6 – Live documentation
Keep documentation up to date for an evolving system is very expensive. Usually that doesn’t happen. Documentation quickly becomes obsolete and nobody will give a damm for it. Surely this is ain’t no good. The best way to keep a good documentation about the system is what we call live documentation. That is done through automated tests. Automated tests will serve as a live documentation of how system components are used, thus facilitating the onboarding of new team players. That serves not only for unit and integration tests but specially for acceptance and behavior testing. Those tests can describe in a very high level language, close to the language that business guys use, facilitating a lot the communication between business and technical guys. Since those tests will be written as the application evolves, the live documentation will be aways up to date and therefore useful.
7 – Intolerance
This is the most important thing: intolerance for defects.
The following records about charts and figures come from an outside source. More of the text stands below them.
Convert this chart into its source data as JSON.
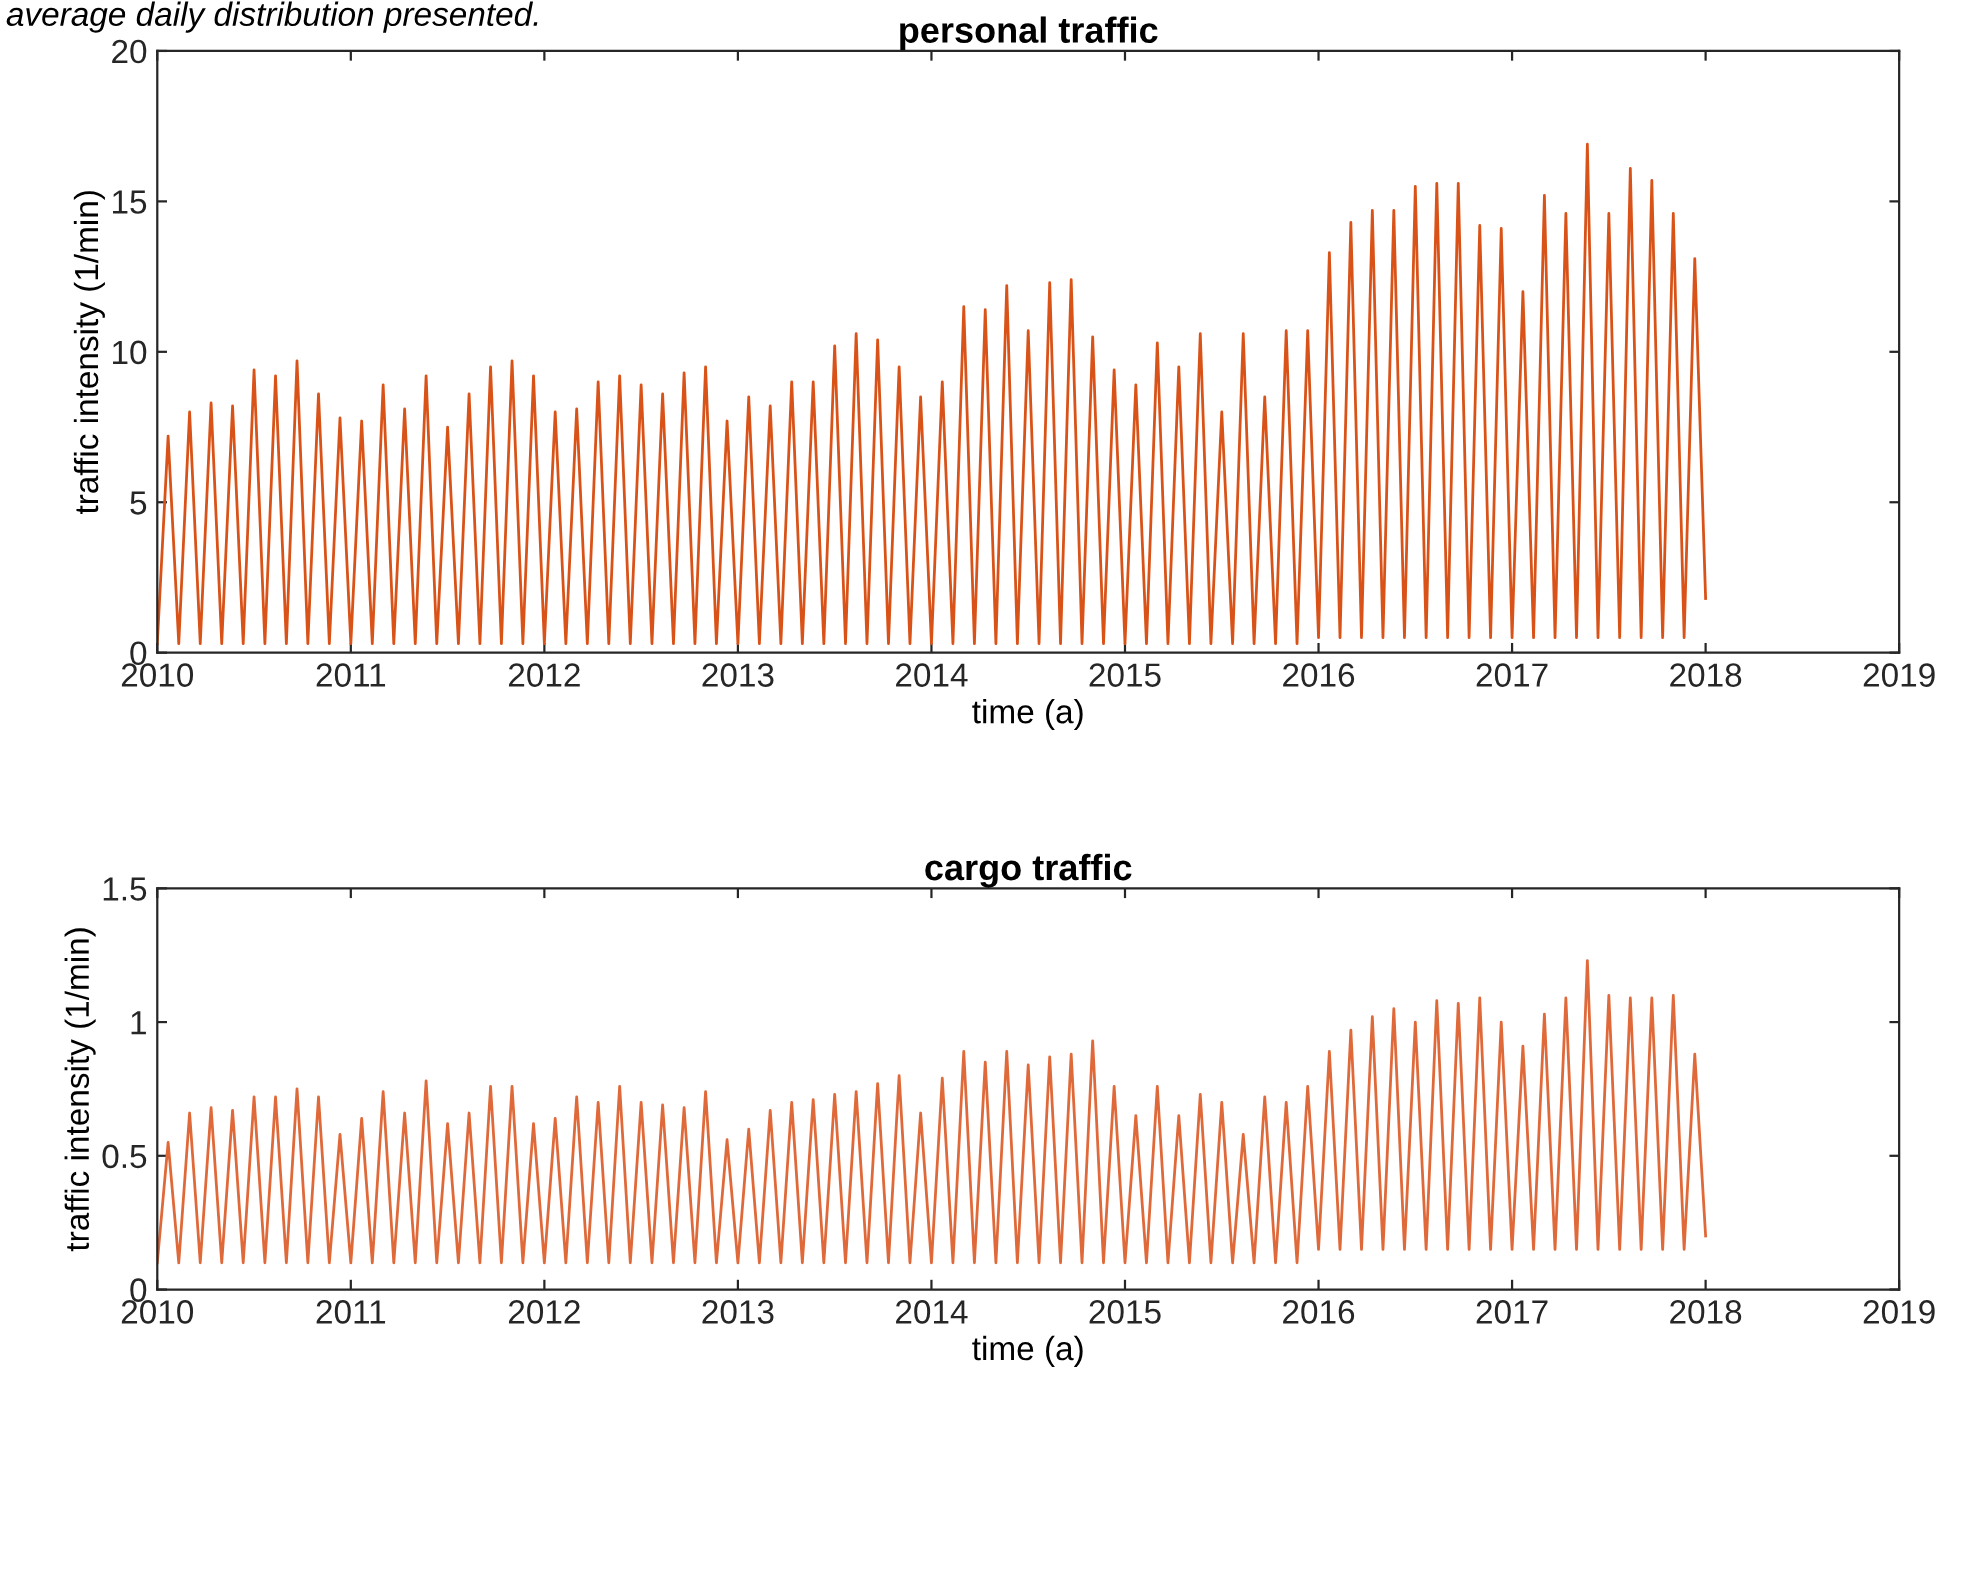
{
  "chart_data": [
    {
      "type": "line",
      "title": "personal traffic",
      "xlabel": "time (a)",
      "ylabel": "traffic intensity (1/min)",
      "annotations": [
        "average daily distribution presented."
      ],
      "xlim": [
        2010,
        2019
      ],
      "xticks": [
        2010,
        2011,
        2012,
        2013,
        2014,
        2015,
        2016,
        2017,
        2018,
        2019
      ],
      "ylim": [
        0,
        20
      ],
      "yticks": [
        0,
        5,
        10,
        15,
        20
      ],
      "grid": false,
      "x": [
        2010,
        2010.056,
        2010.111,
        2010.167,
        2010.222,
        2010.278,
        2010.333,
        2010.389,
        2010.444,
        2010.5,
        2010.556,
        2010.611,
        2010.667,
        2010.722,
        2010.778,
        2010.833,
        2010.889,
        2010.944,
        2011,
        2011.056,
        2011.111,
        2011.167,
        2011.222,
        2011.278,
        2011.333,
        2011.389,
        2011.444,
        2011.5,
        2011.556,
        2011.611,
        2011.667,
        2011.722,
        2011.778,
        2011.833,
        2011.889,
        2011.944,
        2012,
        2012.056,
        2012.111,
        2012.167,
        2012.222,
        2012.278,
        2012.333,
        2012.389,
        2012.444,
        2012.5,
        2012.556,
        2012.611,
        2012.667,
        2012.722,
        2012.778,
        2012.833,
        2012.889,
        2012.944,
        2013,
        2013.056,
        2013.111,
        2013.167,
        2013.222,
        2013.278,
        2013.333,
        2013.389,
        2013.444,
        2013.5,
        2013.556,
        2013.611,
        2013.667,
        2013.722,
        2013.778,
        2013.833,
        2013.889,
        2013.944,
        2014,
        2014.056,
        2014.111,
        2014.167,
        2014.222,
        2014.278,
        2014.333,
        2014.389,
        2014.444,
        2014.5,
        2014.556,
        2014.611,
        2014.667,
        2014.722,
        2014.778,
        2014.833,
        2014.889,
        2014.944,
        2015,
        2015.056,
        2015.111,
        2015.167,
        2015.222,
        2015.278,
        2015.333,
        2015.389,
        2015.444,
        2015.5,
        2015.556,
        2015.611,
        2015.667,
        2015.722,
        2015.778,
        2015.833,
        2015.889,
        2015.944,
        2016,
        2016.056,
        2016.111,
        2016.167,
        2016.222,
        2016.278,
        2016.333,
        2016.389,
        2016.444,
        2016.5,
        2016.556,
        2016.611,
        2016.667,
        2016.722,
        2016.778,
        2016.833,
        2016.889,
        2016.944,
        2017,
        2017.056,
        2017.111,
        2017.167,
        2017.222,
        2017.278,
        2017.333,
        2017.389,
        2017.444,
        2017.5,
        2017.556,
        2017.611,
        2017.667,
        2017.722,
        2017.778,
        2017.833,
        2017.889,
        2017.944,
        2018
      ],
      "series": [
        {
          "color": "#d95319",
          "values": [
            0.3,
            7.2,
            0.3,
            8.0,
            0.3,
            8.3,
            0.3,
            8.2,
            0.3,
            9.4,
            0.3,
            9.2,
            0.3,
            9.7,
            0.3,
            8.6,
            0.3,
            7.8,
            0.3,
            7.7,
            0.3,
            8.9,
            0.3,
            8.1,
            0.3,
            9.2,
            0.3,
            7.5,
            0.3,
            8.6,
            0.3,
            9.5,
            0.3,
            9.7,
            0.3,
            9.2,
            0.3,
            8.0,
            0.3,
            8.1,
            0.3,
            9.0,
            0.3,
            9.2,
            0.3,
            8.9,
            0.3,
            8.6,
            0.3,
            9.3,
            0.3,
            9.5,
            0.3,
            7.7,
            0.3,
            8.5,
            0.3,
            8.2,
            0.3,
            9.0,
            0.3,
            9.0,
            0.3,
            10.2,
            0.3,
            10.6,
            0.3,
            10.4,
            0.3,
            9.5,
            0.3,
            8.5,
            0.3,
            9.0,
            0.3,
            11.5,
            0.3,
            11.4,
            0.3,
            12.2,
            0.3,
            10.7,
            0.3,
            12.3,
            0.3,
            12.4,
            0.3,
            10.5,
            0.3,
            9.4,
            0.3,
            8.9,
            0.3,
            10.3,
            0.3,
            9.5,
            0.3,
            10.6,
            0.3,
            8.0,
            0.3,
            10.6,
            0.3,
            8.5,
            0.3,
            10.7,
            0.3,
            10.7,
            0.5,
            13.3,
            0.5,
            14.3,
            0.5,
            14.7,
            0.5,
            14.7,
            0.5,
            15.5,
            0.5,
            15.6,
            0.5,
            15.6,
            0.5,
            14.2,
            0.5,
            14.1,
            0.5,
            12.0,
            0.5,
            15.2,
            0.5,
            14.6,
            0.5,
            16.9,
            0.5,
            14.6,
            0.5,
            16.1,
            0.5,
            15.7,
            0.5,
            14.6,
            0.5,
            13.1,
            1.8
          ]
        }
      ]
    },
    {
      "type": "line",
      "title": "cargo traffic",
      "xlabel": "time (a)",
      "ylabel": "traffic intensity (1/min)",
      "xlim": [
        2010,
        2019
      ],
      "xticks": [
        2010,
        2011,
        2012,
        2013,
        2014,
        2015,
        2016,
        2017,
        2018,
        2019
      ],
      "ylim": [
        0,
        1.5
      ],
      "yticks": [
        0,
        0.5,
        1,
        1.5
      ],
      "grid": false,
      "x": [
        2010,
        2010.056,
        2010.111,
        2010.167,
        2010.222,
        2010.278,
        2010.333,
        2010.389,
        2010.444,
        2010.5,
        2010.556,
        2010.611,
        2010.667,
        2010.722,
        2010.778,
        2010.833,
        2010.889,
        2010.944,
        2011,
        2011.056,
        2011.111,
        2011.167,
        2011.222,
        2011.278,
        2011.333,
        2011.389,
        2011.444,
        2011.5,
        2011.556,
        2011.611,
        2011.667,
        2011.722,
        2011.778,
        2011.833,
        2011.889,
        2011.944,
        2012,
        2012.056,
        2012.111,
        2012.167,
        2012.222,
        2012.278,
        2012.333,
        2012.389,
        2012.444,
        2012.5,
        2012.556,
        2012.611,
        2012.667,
        2012.722,
        2012.778,
        2012.833,
        2012.889,
        2012.944,
        2013,
        2013.056,
        2013.111,
        2013.167,
        2013.222,
        2013.278,
        2013.333,
        2013.389,
        2013.444,
        2013.5,
        2013.556,
        2013.611,
        2013.667,
        2013.722,
        2013.778,
        2013.833,
        2013.889,
        2013.944,
        2014,
        2014.056,
        2014.111,
        2014.167,
        2014.222,
        2014.278,
        2014.333,
        2014.389,
        2014.444,
        2014.5,
        2014.556,
        2014.611,
        2014.667,
        2014.722,
        2014.778,
        2014.833,
        2014.889,
        2014.944,
        2015,
        2015.056,
        2015.111,
        2015.167,
        2015.222,
        2015.278,
        2015.333,
        2015.389,
        2015.444,
        2015.5,
        2015.556,
        2015.611,
        2015.667,
        2015.722,
        2015.778,
        2015.833,
        2015.889,
        2015.944,
        2016,
        2016.056,
        2016.111,
        2016.167,
        2016.222,
        2016.278,
        2016.333,
        2016.389,
        2016.444,
        2016.5,
        2016.556,
        2016.611,
        2016.667,
        2016.722,
        2016.778,
        2016.833,
        2016.889,
        2016.944,
        2017,
        2017.056,
        2017.111,
        2017.167,
        2017.222,
        2017.278,
        2017.333,
        2017.389,
        2017.444,
        2017.5,
        2017.556,
        2017.611,
        2017.667,
        2017.722,
        2017.778,
        2017.833,
        2017.889,
        2017.944,
        2018
      ],
      "series": [
        {
          "color": "#e0693a",
          "values": [
            0.1,
            0.55,
            0.1,
            0.66,
            0.1,
            0.68,
            0.1,
            0.67,
            0.1,
            0.72,
            0.1,
            0.72,
            0.1,
            0.75,
            0.1,
            0.72,
            0.1,
            0.58,
            0.1,
            0.64,
            0.1,
            0.74,
            0.1,
            0.66,
            0.1,
            0.78,
            0.1,
            0.62,
            0.1,
            0.66,
            0.1,
            0.76,
            0.1,
            0.76,
            0.1,
            0.62,
            0.1,
            0.64,
            0.1,
            0.72,
            0.1,
            0.7,
            0.1,
            0.76,
            0.1,
            0.7,
            0.1,
            0.69,
            0.1,
            0.68,
            0.1,
            0.74,
            0.1,
            0.56,
            0.1,
            0.6,
            0.1,
            0.67,
            0.1,
            0.7,
            0.1,
            0.71,
            0.1,
            0.73,
            0.1,
            0.74,
            0.1,
            0.77,
            0.1,
            0.8,
            0.1,
            0.66,
            0.1,
            0.79,
            0.1,
            0.89,
            0.1,
            0.85,
            0.1,
            0.89,
            0.1,
            0.84,
            0.1,
            0.87,
            0.1,
            0.88,
            0.1,
            0.93,
            0.1,
            0.76,
            0.1,
            0.65,
            0.1,
            0.76,
            0.1,
            0.65,
            0.1,
            0.73,
            0.1,
            0.7,
            0.1,
            0.58,
            0.1,
            0.72,
            0.1,
            0.7,
            0.1,
            0.76,
            0.15,
            0.89,
            0.15,
            0.97,
            0.15,
            1.02,
            0.15,
            1.05,
            0.15,
            1.0,
            0.15,
            1.08,
            0.15,
            1.07,
            0.15,
            1.09,
            0.15,
            1.0,
            0.15,
            0.91,
            0.15,
            1.03,
            0.15,
            1.09,
            0.15,
            1.23,
            0.15,
            1.1,
            0.15,
            1.09,
            0.15,
            1.09,
            0.15,
            1.1,
            0.15,
            0.88,
            0.2
          ]
        }
      ]
    }
  ]
}
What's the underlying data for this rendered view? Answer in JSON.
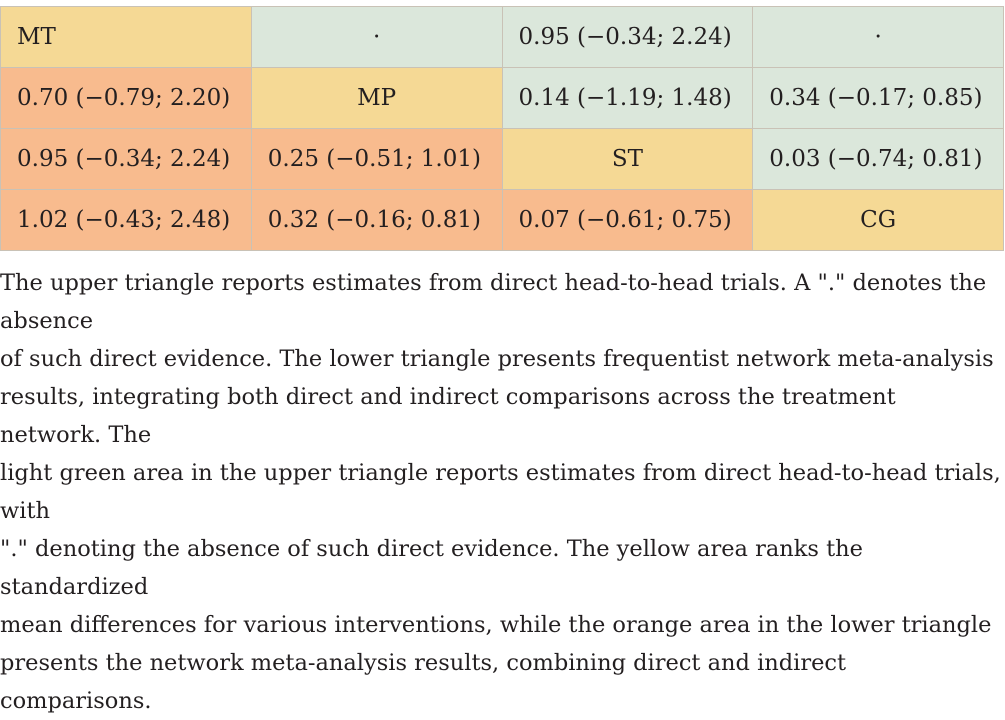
{
  "table": {
    "rows": [
      [
        "MT",
        "·",
        "0.95 (−0.34; 2.24)",
        "·"
      ],
      [
        "0.70 (−0.79; 2.20)",
        "MP",
        "0.14 (−1.19; 1.48)",
        "0.34 (−0.17; 0.85)"
      ],
      [
        "0.95 (−0.34; 2.24)",
        "0.25 (−0.51; 1.01)",
        "ST",
        "0.03 (−0.74; 0.81)"
      ],
      [
        "1.02 (−0.43; 2.48)",
        "0.32 (−0.16; 0.81)",
        "0.07 (−0.61; 0.75)",
        "CG"
      ]
    ]
  },
  "caption": {
    "lines": [
      "The upper triangle reports estimates from direct head-to-head trials. A \".\" denotes the absence",
      "of such direct evidence. The lower triangle presents frequentist network meta-analysis",
      "results, integrating both direct and indirect comparisons across the treatment network. The",
      "light green area in the upper triangle reports estimates from direct head-to-head trials, with",
      "\".\" denoting the absence of such direct evidence. The yellow area ranks the standardized",
      "mean differences for various interventions, while the orange area in the lower triangle",
      "presents the network meta-analysis results, combining direct and indirect comparisons."
    ]
  },
  "colors": {
    "diagonal": "#f5d995",
    "upper": "#dbe7db",
    "lower": "#f8bb8e"
  }
}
This means that whenever we have an escaped defect, we must have no mercy for it. The team should stop the production line and thoroughly find the root cause and fix it. Fixing the bug with an automated test to prevent regression is definitely not enough. We need to identify what in the process let the error go to production, and then change the process so that it will never ever happen again.
Creating a bug free culture is possible, but will require relentless efforts of everybody involved in the organization, from the business guys that will need to learn how to better and constantly interact with the development team, to the development team themselves that will need to learn new techniques and technologies that will enable them to achieve the so desired bug free culture.